Es en circunstancias así cuando nos damos cuenta del papel tan importante que juegan en nuestras vidas esas personas que, con sencillez, se consagran a hacer muy bien su trabajo, sin buscar el brillo del elogio constante, imbuidas de un profundo sentido del deber. Con frecuencia, dedicamos una porción enorme de nuestro tiempo a polemizar sobre asuntos que escapan a nuestro control y nos olvidamos de tributar a quienes ponen los medios para hacer de nuestra vida una experiencia más hospitalaria el reconocimiento que les debemos.
Hablé brevemente con Paco hace unas semanas, le comenté que con el final de su negocio se cerraba algo más que un bar o una cafetería: se cancelaba una institución.
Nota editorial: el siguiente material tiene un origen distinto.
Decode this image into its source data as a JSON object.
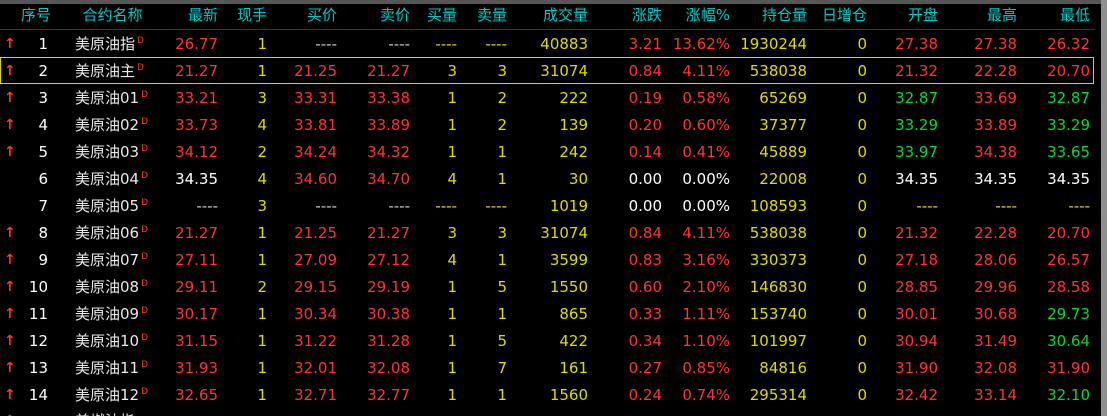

Me lo agradeció y me confesó que estaba cansado. No le dije que con el cierre de su bar es como si cayera también el telón sobre una porción de mi pasado, pero eso es lo que ha sucedido en realidad. Con la desaparición de los lugares que sirvieron de decorado a nuestra juventud se desvanece una parte de nosotros mismos. Los nuevos tiempos nos traen una multiplicación mareante de franquicias impersonales, de locales clónicos y sin alma que son el reflejo espasmódico de la feroz homogeneización a la que parece condenado el mundo. En contra de todo eso, Paco ha seguido defendiendo su negocio del asedio de la vulgaridad y la estandarización, hasta que las fuerzas han dicho basta. Qué pena que sea necesario esperar a que algo bueno se acabe para caer en la cuenta de lo afortunados que fuimos mientras lo disfrutábamos.